I believe that if we take control of the questions that we ask ourselves daily, we take control of our life.

When I was working in a psychiatric facility, many of the traumatised people were asking questions like “Why me?” Why do I deserve this?”

And since our brain believes that we live in a just world, it comes up with reasons why we deserve to be in this state.  A traumatised boy, for example, believes that he deserves the physical abuse from his parents because he was a bad son.

Healthy people ask different questions.  Or at least, so it seems to me.

They ask questions like; how can I transform this tragedy into a resource?  Into something positive?  How can I deal with this situation and become stronger through it?  How can I change my attitude towards this situation where I have so little control over?

For example, I decided one day that my own depression was not a detriment but a resource.  I felt that because I was depressed, I would be an amazing psychologist because I could show people how not to do it.  To this day, the skeletons in my closet are one of the reasons that I am emphatic because I knew what it is like to walk in the shoes of a patient.

I highly recommend that you check out Cal Fussman.  After all, the quality of questions determines the quality of our life.

So, next time you see an interesting person in the subway, ask them something because you are always only one question away from having the best day of your life.

As always, thank you for reading and go kick ass in life.

Footnotes

Sources!  Want To Read More?

  1. https://medium.com/@loic/the-art-of-the-interview-by-cal-fussman-aa108d267140
  2. https://www.youtube.com/watch?v=t57zCjieDQQ&list=PLW8Huf6royrWmMMiU3LRN5b9KOo6Xf5Mc
  3. http://www.calfussman.com/

Call to Action

Here is some homework for you. It's your turn now!

Grab a piece of paper and answer the following questions for yourself.

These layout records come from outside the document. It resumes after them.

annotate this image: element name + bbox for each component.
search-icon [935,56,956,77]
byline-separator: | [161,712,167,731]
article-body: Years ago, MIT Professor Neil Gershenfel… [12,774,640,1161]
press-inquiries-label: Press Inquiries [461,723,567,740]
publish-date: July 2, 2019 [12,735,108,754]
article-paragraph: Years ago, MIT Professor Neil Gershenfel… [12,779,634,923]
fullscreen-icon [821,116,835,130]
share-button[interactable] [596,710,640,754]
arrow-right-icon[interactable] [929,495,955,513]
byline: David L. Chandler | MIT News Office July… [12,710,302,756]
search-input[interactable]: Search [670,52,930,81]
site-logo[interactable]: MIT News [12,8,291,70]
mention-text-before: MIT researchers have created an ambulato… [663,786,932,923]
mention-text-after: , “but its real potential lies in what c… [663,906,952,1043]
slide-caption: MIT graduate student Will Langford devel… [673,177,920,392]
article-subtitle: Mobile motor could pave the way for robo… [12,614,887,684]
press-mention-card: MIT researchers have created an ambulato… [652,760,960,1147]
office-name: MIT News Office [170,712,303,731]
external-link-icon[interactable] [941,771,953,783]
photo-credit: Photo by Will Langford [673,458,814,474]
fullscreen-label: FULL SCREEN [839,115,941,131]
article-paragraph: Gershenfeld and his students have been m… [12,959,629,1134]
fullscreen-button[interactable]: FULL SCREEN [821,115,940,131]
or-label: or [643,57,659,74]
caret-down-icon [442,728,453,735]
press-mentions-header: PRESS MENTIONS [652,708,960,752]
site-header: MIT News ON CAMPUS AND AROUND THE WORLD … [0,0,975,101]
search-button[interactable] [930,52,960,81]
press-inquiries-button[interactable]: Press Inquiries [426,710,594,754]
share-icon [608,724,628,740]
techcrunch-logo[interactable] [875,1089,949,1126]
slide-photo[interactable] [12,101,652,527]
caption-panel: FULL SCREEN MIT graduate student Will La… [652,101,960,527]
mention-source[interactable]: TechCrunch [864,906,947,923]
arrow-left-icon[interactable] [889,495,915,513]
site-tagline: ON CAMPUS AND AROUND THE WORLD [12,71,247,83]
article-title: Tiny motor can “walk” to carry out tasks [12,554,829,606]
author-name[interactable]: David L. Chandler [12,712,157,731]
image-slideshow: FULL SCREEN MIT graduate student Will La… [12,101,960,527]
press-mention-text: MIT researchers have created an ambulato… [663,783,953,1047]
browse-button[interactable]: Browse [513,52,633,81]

  1. What is the most important question you have ever asked someone?
  2. Click on the link and watch more of Cal Fussman interviews.
  3. Write down three empowering questions that you ask yourself sometimes? (for example: What can I do to make today great?).
  4. Write down three disempowering questions that you ask yourself sometimes? (for example: Why is everybody leaving me?  Why am I not attractive?  Why is everybody around me happy but me?  Why is it that good girls always prefer my friends over me?).
  5. Write down what it cost you to have those questions in your mind (financially, emotionally, socially).
  6. Write down five answers to the question ”Why I deserve everything this world has to offer”?